= Rosemary R. Haggett =

American Academic

Rosemary R. Haggett is an American academic who is the Vice Chancellor for Academic Affairs and Student Success for the University of North Texas System. She was the second woman to serve as a dean of a college of agriculture in the U.S.

== Education ==
Haggett earned a bachelor's degree in biology from the University of Bridgeport and a Ph.D. in physiology from the University of Virginia. She conducted postdoctoral work in reproductive biology at Northwestern University.

== Career ==
Haggett began her career as a postdoctoral associate at Northwestern University, conducting research in reproductive biology. She worked at the U.S. Department of Agriculture for several years. In 1994, she became a professor of Animal and Veterinary Sciences and the Dean of the College of Agriculture, Forestry, and Consumer Sciences at West Virginia University, only the second woman in the U.S. to serve in such a position. In 1999, she became the Associate Provost for Academic Programs at West Virginia University.

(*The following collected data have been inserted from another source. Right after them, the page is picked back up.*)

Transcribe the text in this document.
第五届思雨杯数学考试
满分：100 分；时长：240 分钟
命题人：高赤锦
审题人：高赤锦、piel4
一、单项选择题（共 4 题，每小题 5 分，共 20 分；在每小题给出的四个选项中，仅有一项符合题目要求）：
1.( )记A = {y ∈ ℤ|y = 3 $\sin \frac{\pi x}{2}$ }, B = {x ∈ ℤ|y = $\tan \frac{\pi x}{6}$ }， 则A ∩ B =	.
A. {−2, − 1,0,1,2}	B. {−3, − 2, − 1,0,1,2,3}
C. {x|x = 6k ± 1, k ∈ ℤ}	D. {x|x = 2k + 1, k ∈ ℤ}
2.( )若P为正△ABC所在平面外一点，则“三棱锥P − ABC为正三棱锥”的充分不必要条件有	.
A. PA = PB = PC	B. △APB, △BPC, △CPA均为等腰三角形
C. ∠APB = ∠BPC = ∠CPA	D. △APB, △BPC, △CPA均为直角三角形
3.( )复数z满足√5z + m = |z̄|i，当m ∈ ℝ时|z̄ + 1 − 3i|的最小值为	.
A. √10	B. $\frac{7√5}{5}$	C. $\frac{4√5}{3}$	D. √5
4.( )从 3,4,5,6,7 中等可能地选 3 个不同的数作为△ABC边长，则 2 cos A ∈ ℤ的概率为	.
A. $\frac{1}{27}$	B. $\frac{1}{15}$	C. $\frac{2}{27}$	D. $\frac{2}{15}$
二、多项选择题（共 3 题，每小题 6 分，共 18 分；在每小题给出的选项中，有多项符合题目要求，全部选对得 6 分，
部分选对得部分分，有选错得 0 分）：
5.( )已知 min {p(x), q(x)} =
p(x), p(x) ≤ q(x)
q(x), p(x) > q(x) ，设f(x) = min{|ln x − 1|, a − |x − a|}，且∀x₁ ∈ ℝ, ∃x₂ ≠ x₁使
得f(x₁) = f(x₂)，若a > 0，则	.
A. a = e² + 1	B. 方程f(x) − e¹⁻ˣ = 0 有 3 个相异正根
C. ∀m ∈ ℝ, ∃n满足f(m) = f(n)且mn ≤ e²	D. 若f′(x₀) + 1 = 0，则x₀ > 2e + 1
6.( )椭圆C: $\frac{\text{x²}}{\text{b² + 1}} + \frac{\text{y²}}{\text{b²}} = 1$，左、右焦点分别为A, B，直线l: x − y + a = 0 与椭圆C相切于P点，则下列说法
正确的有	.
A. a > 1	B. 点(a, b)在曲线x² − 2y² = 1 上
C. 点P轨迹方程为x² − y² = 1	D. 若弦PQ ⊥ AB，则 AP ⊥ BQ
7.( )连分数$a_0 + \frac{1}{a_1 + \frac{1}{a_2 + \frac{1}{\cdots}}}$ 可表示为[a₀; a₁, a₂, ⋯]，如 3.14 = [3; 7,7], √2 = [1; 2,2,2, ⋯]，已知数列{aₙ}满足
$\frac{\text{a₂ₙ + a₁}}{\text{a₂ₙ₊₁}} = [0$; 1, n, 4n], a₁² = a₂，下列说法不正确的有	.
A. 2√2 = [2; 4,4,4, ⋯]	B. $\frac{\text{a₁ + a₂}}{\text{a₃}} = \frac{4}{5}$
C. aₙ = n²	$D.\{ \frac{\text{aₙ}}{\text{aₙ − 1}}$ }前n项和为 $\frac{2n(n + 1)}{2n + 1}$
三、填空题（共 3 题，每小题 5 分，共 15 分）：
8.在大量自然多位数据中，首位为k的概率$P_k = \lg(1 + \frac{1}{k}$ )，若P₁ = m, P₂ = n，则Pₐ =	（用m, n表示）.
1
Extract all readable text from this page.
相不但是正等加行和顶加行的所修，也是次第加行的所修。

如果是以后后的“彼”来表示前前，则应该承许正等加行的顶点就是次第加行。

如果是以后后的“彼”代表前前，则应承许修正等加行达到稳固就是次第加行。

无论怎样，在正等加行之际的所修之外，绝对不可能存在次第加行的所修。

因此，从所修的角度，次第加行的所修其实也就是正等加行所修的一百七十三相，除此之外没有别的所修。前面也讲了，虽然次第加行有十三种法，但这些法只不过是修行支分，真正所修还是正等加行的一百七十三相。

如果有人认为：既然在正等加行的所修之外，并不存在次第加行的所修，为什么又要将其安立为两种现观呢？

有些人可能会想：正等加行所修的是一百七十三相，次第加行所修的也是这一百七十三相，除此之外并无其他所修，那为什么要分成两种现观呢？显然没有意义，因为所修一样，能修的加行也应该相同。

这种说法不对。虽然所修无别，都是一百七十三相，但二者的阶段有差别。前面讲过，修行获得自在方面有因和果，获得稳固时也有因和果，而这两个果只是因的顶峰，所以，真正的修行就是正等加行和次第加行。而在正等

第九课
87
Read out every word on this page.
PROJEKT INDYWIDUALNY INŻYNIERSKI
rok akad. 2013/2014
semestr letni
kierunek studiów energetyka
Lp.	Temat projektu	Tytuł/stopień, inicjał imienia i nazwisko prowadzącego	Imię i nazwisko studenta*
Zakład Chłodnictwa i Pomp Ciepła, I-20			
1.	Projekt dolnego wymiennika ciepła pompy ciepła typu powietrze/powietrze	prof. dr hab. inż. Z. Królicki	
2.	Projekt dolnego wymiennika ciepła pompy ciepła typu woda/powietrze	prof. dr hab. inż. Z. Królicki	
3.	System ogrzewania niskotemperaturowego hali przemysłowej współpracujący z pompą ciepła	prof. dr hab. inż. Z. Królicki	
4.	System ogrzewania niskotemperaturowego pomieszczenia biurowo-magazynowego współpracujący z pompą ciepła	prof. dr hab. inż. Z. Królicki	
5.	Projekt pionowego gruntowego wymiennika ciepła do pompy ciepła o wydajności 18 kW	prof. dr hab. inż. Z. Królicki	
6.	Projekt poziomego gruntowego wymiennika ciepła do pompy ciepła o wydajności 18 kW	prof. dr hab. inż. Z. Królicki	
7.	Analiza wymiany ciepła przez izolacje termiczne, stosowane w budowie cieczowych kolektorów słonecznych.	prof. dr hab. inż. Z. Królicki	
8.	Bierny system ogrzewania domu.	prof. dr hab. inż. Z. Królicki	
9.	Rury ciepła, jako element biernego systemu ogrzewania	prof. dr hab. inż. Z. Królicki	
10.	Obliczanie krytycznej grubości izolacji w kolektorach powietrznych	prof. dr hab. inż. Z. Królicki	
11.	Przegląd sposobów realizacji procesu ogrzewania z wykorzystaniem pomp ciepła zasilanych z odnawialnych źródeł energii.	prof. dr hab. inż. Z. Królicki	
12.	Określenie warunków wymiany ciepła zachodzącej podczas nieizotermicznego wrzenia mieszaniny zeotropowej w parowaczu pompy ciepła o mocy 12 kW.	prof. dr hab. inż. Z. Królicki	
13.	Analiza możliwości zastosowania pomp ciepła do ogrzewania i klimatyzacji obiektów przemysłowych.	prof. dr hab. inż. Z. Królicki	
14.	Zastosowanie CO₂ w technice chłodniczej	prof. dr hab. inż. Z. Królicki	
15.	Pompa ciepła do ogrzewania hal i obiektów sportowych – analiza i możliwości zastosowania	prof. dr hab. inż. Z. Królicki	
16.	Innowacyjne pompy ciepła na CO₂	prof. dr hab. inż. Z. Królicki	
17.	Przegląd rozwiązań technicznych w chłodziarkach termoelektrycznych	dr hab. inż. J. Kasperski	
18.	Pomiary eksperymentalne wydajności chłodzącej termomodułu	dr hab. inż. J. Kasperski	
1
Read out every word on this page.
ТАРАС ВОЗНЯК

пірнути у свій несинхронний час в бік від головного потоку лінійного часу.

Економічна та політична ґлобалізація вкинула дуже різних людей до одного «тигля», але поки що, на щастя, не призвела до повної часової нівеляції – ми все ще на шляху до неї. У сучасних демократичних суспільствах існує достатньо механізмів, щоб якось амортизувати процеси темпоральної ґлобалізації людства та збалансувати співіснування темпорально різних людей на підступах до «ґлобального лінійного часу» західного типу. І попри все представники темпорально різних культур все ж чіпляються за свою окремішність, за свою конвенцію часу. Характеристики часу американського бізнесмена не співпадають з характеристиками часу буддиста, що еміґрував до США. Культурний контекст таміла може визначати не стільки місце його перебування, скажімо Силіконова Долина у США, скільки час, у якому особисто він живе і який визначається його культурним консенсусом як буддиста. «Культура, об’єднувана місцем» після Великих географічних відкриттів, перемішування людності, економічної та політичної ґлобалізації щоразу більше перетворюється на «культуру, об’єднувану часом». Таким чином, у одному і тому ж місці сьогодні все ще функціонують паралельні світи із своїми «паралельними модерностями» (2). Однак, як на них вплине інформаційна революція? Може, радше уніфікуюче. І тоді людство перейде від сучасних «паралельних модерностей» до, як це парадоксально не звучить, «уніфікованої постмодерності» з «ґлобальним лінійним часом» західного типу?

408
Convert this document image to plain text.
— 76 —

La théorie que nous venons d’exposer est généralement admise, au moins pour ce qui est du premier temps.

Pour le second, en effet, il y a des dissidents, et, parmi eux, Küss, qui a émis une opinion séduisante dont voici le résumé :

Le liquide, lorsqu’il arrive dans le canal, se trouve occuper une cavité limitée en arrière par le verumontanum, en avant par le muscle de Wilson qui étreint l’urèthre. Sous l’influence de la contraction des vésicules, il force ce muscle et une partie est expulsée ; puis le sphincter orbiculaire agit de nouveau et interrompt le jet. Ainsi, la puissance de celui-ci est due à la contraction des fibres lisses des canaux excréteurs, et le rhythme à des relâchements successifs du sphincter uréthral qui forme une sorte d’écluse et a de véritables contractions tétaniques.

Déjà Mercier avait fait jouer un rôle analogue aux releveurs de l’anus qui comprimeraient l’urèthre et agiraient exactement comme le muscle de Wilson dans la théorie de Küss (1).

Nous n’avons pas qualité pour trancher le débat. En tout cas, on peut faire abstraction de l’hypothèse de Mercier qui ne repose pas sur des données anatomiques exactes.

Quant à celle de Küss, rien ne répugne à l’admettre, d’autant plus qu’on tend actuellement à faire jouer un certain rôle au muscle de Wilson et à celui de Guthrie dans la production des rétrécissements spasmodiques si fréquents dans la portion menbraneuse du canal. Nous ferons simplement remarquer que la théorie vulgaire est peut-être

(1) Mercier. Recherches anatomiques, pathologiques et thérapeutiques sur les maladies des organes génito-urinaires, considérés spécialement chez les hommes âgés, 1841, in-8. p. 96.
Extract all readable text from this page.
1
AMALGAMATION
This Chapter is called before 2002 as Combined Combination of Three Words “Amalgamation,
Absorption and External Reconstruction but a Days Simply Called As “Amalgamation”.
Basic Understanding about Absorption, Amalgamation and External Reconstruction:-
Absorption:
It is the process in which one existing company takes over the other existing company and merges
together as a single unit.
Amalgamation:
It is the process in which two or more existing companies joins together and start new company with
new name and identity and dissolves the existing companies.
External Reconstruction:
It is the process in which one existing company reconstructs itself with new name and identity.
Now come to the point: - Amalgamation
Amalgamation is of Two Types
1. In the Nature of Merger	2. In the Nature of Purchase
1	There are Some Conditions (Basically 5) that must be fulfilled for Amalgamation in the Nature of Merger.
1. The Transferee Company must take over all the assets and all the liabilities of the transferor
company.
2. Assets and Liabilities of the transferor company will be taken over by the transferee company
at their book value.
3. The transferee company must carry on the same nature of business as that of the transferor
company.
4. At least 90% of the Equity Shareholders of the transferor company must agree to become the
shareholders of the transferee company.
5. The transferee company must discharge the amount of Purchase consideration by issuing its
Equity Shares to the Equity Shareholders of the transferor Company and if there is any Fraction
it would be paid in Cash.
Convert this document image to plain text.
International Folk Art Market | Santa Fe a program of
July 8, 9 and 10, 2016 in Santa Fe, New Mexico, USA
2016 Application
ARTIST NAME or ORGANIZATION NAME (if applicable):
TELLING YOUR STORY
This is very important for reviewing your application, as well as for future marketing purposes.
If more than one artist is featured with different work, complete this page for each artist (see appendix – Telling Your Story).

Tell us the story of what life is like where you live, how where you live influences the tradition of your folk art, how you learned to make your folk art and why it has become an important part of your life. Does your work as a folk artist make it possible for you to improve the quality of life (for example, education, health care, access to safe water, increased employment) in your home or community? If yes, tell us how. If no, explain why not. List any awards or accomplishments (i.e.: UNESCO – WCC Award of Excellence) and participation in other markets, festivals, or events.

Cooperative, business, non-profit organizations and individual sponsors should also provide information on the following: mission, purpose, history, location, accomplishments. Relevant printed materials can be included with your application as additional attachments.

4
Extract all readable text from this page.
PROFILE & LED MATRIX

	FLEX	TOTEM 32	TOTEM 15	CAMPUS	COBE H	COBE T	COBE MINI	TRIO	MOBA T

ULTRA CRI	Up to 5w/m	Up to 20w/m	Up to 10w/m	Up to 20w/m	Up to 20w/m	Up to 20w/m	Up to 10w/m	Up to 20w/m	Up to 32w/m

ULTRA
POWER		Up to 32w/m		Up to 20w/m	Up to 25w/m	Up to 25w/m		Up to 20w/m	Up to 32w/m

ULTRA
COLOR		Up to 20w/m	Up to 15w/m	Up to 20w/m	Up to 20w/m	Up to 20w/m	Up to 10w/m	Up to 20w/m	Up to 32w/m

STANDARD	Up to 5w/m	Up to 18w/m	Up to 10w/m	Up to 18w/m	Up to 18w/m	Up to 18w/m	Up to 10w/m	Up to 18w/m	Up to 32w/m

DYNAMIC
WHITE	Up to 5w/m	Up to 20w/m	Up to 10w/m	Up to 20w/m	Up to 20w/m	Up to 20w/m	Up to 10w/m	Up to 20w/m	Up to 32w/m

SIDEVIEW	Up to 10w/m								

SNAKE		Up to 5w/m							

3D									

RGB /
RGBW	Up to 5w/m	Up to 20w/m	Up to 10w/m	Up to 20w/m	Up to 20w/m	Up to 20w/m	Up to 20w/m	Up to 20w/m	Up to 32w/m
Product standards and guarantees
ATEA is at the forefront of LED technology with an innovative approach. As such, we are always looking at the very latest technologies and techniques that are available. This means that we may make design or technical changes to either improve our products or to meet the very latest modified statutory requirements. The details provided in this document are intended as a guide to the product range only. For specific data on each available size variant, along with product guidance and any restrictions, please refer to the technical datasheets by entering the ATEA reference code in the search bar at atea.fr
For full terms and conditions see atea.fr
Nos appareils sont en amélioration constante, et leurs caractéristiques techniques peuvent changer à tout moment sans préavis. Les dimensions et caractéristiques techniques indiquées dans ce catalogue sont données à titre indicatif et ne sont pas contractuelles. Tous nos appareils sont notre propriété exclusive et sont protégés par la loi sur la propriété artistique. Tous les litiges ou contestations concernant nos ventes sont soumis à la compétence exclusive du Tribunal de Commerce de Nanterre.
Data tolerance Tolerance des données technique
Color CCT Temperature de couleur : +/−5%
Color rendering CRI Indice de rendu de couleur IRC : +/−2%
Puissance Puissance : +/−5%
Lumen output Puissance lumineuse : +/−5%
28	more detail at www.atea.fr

In 2003, she left West Virginia University to serve at the National Science Foundation as the director of the Division of Undergraduate Education. She also served as the Acting Deputy Assistant Director of the Education and Human Resources Directorate, the Acting Director of the Division of Graduate Education, and the Senior Adviser of the Education and Human Resources Directorate at the National Science Foundation.

In 2007, she became Provost and Executive Vice President for Academic Affairs at the University of Toledo.

In 2010, she became Vice Chancellor for Academic Affairs and Student Success for the University of North Texas System.

Haggett served as Chair of the Committee of Visitors for the National Science Foundation's Training Cluster in the Division of Biological Infrastructure in 2003. She served on the National Academies Committee to review the USDA Agricultural and Food Research Initiative in 2012.